In examination of the complaints as regards the prohibition of ill-treatment safeguarded by Article 17 of the Constitution, the substantive and procedural aspects of the prohibition must be discussed separately. The procedural aspect of the prohibition of ill-treatment entails the requirement to conduct an effective investigation capable of identifying and punishing those responsible for the arguable allegations which give rise to a reasonable suspicion that the prohibition has been violated.

In the present case, the Court found no violation of the substantive aspect of the prohibition of ill-treatment and separately examined the alleged failure to conduct an affective investigation under the procedural aspect.

In the impugned incident, the issues requiring an examination as to the procedural aspect of the prohibition of ill-treatment are the applicants’ allegations that they were battered in the areas where there was no camera; that they were kept in the observation unit while their hands and feet were cuffed; that they were referred late for a medical report; and that the medical report did not reflect the truth.
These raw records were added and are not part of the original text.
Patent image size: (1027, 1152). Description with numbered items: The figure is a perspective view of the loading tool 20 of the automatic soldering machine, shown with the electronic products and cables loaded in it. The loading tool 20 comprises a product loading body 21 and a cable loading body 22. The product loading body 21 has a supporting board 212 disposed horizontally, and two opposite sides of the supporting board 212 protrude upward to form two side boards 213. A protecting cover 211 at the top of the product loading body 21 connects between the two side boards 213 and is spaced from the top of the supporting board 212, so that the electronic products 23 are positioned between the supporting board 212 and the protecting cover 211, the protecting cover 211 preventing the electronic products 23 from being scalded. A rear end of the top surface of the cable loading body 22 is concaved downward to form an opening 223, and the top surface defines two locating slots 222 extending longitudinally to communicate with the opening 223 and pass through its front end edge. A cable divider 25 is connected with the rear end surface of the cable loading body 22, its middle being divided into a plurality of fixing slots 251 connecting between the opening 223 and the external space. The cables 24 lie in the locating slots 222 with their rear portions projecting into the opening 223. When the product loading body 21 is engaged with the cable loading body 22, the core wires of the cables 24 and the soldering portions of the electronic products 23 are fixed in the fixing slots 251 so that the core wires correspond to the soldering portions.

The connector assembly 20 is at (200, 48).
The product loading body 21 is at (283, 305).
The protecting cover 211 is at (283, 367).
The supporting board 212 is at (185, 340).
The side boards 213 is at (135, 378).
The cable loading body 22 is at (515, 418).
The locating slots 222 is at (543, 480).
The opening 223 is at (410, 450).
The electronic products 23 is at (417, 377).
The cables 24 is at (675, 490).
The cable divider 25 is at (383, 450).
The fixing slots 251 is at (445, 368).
Providing medical examination for those who are at the hands of the State constitutes one of the significant measures against ill-treatment, and it is of vital importance to properly carry out such medical examinations and duly issue, and submit to the relevant authorities, medical reports. Medical examinations must be concluded with reliable and veracious reports. Therefore, medical examinations must be carried out in private by medical specialists and in the absence of security officers and other public officials.

In the present case, it was not considered whether the medical report obtained by the penitentiary institution satisfied the necessary conditions, but it was per se taken as a basis for the decision, which was found to be contrary to the said principles.   
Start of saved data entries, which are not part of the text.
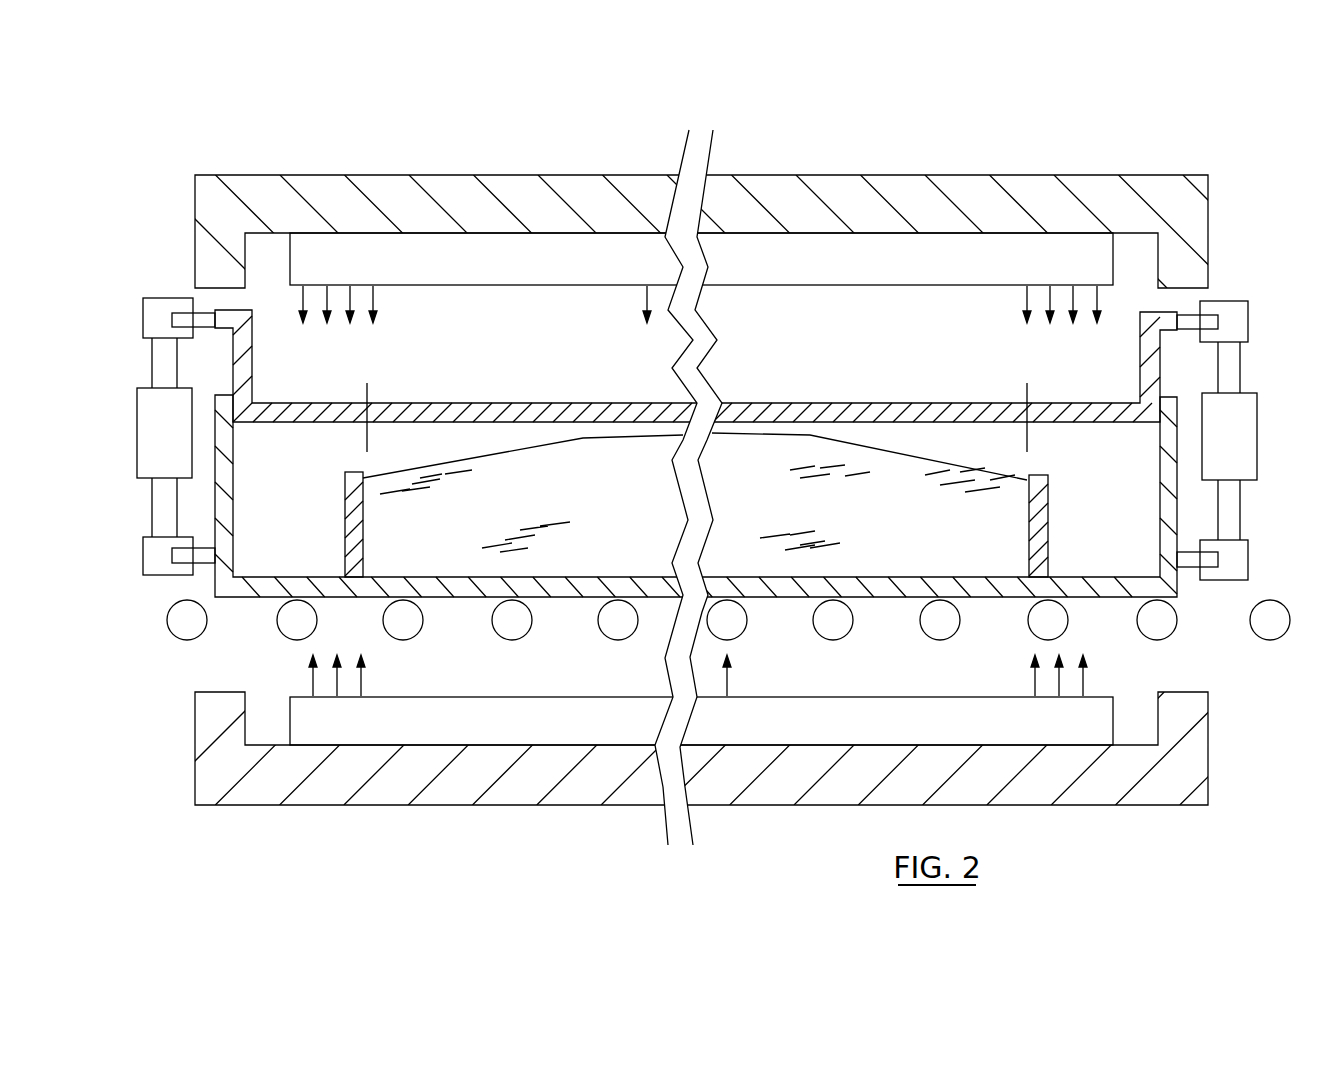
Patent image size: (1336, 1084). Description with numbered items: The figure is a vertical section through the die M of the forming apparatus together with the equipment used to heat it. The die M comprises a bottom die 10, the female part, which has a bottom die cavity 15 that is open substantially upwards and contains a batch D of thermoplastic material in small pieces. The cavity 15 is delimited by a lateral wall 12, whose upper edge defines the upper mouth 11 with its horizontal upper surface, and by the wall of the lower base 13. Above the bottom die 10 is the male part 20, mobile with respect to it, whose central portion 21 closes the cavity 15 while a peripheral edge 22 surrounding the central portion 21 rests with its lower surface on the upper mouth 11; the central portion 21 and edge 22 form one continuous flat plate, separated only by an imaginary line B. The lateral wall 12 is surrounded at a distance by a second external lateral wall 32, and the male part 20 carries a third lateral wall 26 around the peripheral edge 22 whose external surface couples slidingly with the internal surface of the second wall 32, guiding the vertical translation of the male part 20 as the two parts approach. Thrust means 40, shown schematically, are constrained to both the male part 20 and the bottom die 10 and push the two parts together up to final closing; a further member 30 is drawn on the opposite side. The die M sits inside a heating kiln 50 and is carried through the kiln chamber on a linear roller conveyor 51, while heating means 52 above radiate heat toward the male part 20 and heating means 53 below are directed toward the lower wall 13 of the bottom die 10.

The bottom die 10 is at (706, 542).
The upper mouth 11 is at (355, 470).
The lateral wall 12 is at (355, 517).
The lower base wall 13 is at (450, 598).
The bottom die cavity 15 is at (882, 480).
The male part 20 is at (651, 276).
The central portion 21 is at (607, 412).
The peripheral edge 22 is at (287, 407).
The third lateral wall 26 is at (243, 360).
The right side support 30 is at (1177, 513).
The second external lateral wall 32 is at (220, 497).
The thrust means 40 is at (155, 423).
The heating kiln 50 is at (372, 807).
The linear roller conveyor 51 is at (832, 645).
The heating means 52 is at (843, 255).
The heating means 53 is at (566, 735).
The imaginary line B is at (372, 390).
The batch of thermoplastic material D is at (782, 453).
The die M is at (1170, 385).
Besides, the applicants’ allegations that they had been subject to battery after being neutralised were not discussed thoroughly. Nor was the alleged battery sustained by the applicants at areas with no camera and at the observation unit taken into consideration. In its main assessment in the decision of non-prosecution, the chief public prosecutor’s office confined itself to taking into consideration the Commission’s findings as well as to considering whether the right to use force had been exceeded.
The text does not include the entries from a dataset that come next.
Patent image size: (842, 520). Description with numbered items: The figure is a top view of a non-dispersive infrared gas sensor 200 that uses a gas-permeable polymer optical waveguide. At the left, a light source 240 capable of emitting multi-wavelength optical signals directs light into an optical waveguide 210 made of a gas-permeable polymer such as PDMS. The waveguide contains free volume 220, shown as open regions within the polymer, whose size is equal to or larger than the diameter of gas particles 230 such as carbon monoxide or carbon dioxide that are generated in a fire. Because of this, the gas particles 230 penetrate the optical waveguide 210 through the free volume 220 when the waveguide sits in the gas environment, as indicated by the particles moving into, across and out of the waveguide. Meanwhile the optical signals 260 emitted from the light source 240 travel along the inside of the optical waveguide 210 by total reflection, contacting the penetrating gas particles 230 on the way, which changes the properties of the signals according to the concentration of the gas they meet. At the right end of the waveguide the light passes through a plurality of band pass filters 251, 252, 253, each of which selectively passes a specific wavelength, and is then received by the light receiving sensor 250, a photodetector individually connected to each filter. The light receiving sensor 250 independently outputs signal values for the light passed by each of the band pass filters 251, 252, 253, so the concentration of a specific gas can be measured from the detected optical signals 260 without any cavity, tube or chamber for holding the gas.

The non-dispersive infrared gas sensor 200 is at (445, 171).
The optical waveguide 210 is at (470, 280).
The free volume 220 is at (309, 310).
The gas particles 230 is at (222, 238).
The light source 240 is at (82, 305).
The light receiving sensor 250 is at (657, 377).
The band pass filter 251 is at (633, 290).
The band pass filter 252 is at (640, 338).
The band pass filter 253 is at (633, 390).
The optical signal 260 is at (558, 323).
An examination as to the treatments allegedly sustained by the applicants after the incidents was not carried out. In this regard, the authorities failed to consider certain issues whether the allegations concerning the period after the incidents had been suppressed had been true and if so, whether there had been a situation necessitating use of force.

Consequently, the Court found a violation of the procedural aspect of the prohibition of ill-treatment safeguarded by Article 17 of the Constitution.

This press release prepared by the General Secretariat intends to inform the public and has no binding effect.